Van der Linde shared fourth place with Schumacher and Nathanael Berthon, with the top Audi finishing three laps ahead of the Wall Racing Lamborghini Huracan GT3 Evo of Tony D’Alberto, David Wall, Adrian Deitz and Grant Denyer in fifth.
Lee Holdsworth, Dean Fiore and Marc Cini took sixth in the No. 9 Hallmarc Audi.
Holdsworth’s fellow reigning Bathurst 1000 winner Chaz Mostert, who claimed the Allan Simonsen Pole Position Trophy on Saturday afternoon, endured a tough afternoon with his Coinspot Audi co-drivers Liam Talbot and Fraser Ross.
Mechanical issues in the sixth hour dropped the No. 65 car out of podium contention, before Ross scraped the wall at Skyline in hour eight, resulting in right-rear damage.
The No. 777 Audi Sport Team Valvoline crew of Markus Winkelhock, Ricardo Feller and Yasser Shahin also had a hard day, with two penalties and a long pit stop to solve the effects of a right-rear contributing to a six-lap loss on the leaders.

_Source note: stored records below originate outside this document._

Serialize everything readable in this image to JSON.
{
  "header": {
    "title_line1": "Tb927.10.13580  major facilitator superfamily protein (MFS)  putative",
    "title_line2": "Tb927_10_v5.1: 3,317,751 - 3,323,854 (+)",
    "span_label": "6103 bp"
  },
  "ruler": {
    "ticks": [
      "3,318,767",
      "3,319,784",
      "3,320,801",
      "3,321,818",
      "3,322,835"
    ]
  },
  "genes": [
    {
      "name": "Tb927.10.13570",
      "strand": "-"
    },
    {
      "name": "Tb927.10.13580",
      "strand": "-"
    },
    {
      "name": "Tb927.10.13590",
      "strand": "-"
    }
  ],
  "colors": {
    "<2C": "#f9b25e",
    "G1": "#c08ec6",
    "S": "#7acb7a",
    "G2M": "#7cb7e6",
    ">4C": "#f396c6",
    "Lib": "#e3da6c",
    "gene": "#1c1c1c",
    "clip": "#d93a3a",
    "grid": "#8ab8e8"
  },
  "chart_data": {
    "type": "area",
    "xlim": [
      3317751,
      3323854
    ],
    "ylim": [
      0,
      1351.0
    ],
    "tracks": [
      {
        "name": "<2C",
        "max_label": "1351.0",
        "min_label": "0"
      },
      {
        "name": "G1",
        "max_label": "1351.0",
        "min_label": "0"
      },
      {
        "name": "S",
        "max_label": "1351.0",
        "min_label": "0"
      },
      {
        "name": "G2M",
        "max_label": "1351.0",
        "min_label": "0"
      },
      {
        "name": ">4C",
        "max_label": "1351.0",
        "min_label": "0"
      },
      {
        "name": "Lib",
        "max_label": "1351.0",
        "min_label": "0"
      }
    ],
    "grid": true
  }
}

Feller took the checkered flag in seventh, one place ahead of the Team BRM Audi driven by Nick Percat, who led the race on three hours due to some smart pit calls, as well as Joey Mawson and Mark Rosser.
The highest-finishing Am-class entry was the No. 47 Supabarn Audi that raced as a replacement chassis following an accident for the original car during practice.
Theo Koundouris, James Koundouris, David Russell and Paul Stokell put together a reliable run in their MPC-run machine, as did the Cup class-winning quartet of Craig Lowndes, Geoff Emery, Scott Taylor and Alex Davison whose entry was raising money and awareness for the Prostate Cancer Foundation of Australia.